In the case of our CLARiiONs, that better way was to use the NaviCLI (or, these days, the NaviSECCLI). This is a tool set that has been around a looooooong time, in one form or another, and has been available for pretty much any OS that you might attach to a CLARiiON as a storage client. These days, it's a TCP/IP-based commandline tool - prior to NaviCLI, you either had platform-specific tools (IRIX circa 1997 had a CLI-based tool that did queries through the SCSI bus to the array) or you logged directly into the array's RS232 port and used its onboard tools (hopefully, you had a terminal or terminal program that allowed you to capture output) ...but I digress.

If you own EMC equipment, you've hopefully got maintenance contracts that give you rights to download tools and utilities from the EMC support site. NaviCLI is one such tool. Once you install it, you have a nifty little command-line tool that you can wrap inside of scripts. You can create these scripts to both provisioning tasks and reporting tasks. My use, in this case, was reporting.'

The SRM we bought came with a number of canned-reports - including ones for CLARiiON devices. Unfortunately, the numbers we were getting from our SRM were indicating that we only had about 77TiB on one of our arrays when the EMC order sheets said we should have had about 102TiB. That's a bit of a discrepancy. I was able to wrap some NaviCLI commands into a couple scripts (one that reported on RAID-group capacity and one that reported physical and logical disk capacities [ed.: please note that these scripts are meant to be illustrative of what you can do, but aren't really something you'd want to have as the nexus of your enterprise-reporting strategy. They're slow to run, particularly on larger arrays]) and verify that the 77TiB was sort of right and that the 102TiB was also sorta right. The group capacity script basically just spits out two numbers - total raw capacity and total capacity allocatable to clients (without reporting on how much of either is already allocated to clients). The disk capacity script reports how the disks are organized (e.g., RAID1, RAID5, Spare, etc.) - printing total number of disks in each configuration category and how much raw capacity that represented. Basically, the SRM tool was reporting the maximum number of blocks that were configured into RAID groups, not the total raw physical blocks in the array that we'd thought it was supposed to report.

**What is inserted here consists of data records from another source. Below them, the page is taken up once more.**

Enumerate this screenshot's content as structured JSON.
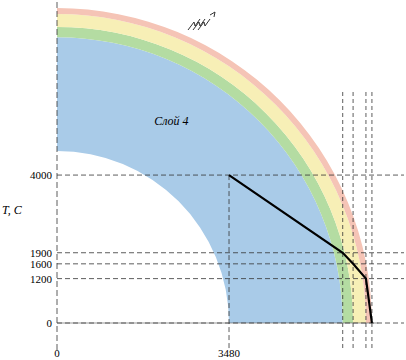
{
  "chart_data": {
    "type": "line",
    "y_label": "T, C",
    "x": [
      3480,
      5780,
      5990,
      6250,
      6371
    ],
    "series": [
      {
        "values": [
          4000,
          1900,
          1600,
          1200,
          0
        ],
        "color": "#000000"
      }
    ],
    "xlim": [
      0,
      6500
    ],
    "xticks": [
      0,
      3480
    ],
    "ylim": [
      0,
      8680
    ],
    "yticks": [
      0,
      1200,
      1600,
      1900,
      4000
    ],
    "regions": [
      {
        "label": "Слой 4",
        "inner": 3480,
        "outer": 5780,
        "color": "#a9cbe8"
      },
      {
        "inner": 5780,
        "outer": 5990,
        "color": "#b4dca2"
      },
      {
        "inner": 5990,
        "outer": 6250,
        "color": "#f7efb6"
      },
      {
        "inner": 6250,
        "outer": 6371,
        "color": "#f5c4b6"
      }
    ],
    "grid": true
  }
}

Having these number in hand allowed us to tear apart the SRM's database queries and tables so that we could see what information it was grabbing, how it was storing/organizing it and how to improve on the vendor-supplied standard reports. Mostly, it consisted of changing the titles of some existing fields and adding some fields to the final report.

Yeah, all of this begs the question "what was the value of buying an SRM when you had to reverse-engineer it to make the presented data meaningful?" To be honest, "I dunno." I guess, at the very least, we bought a framework through which we could put together pretty reports and ones that were more specifically meaningful to us (though, to be honest, I'm a little surprised that we're the only customers of the SRM vendor to have found the canned-reports to be "sadly lacking"). It also gave me an opportunity to give our storage guys a better idea of the powerful tools they had available to them if only they were willing to dabble at the command line (even on Windows).

Still the vendor did provide a technical resource to help us get things sorted out faster than we might have done without that assistance. So, I guess that's something?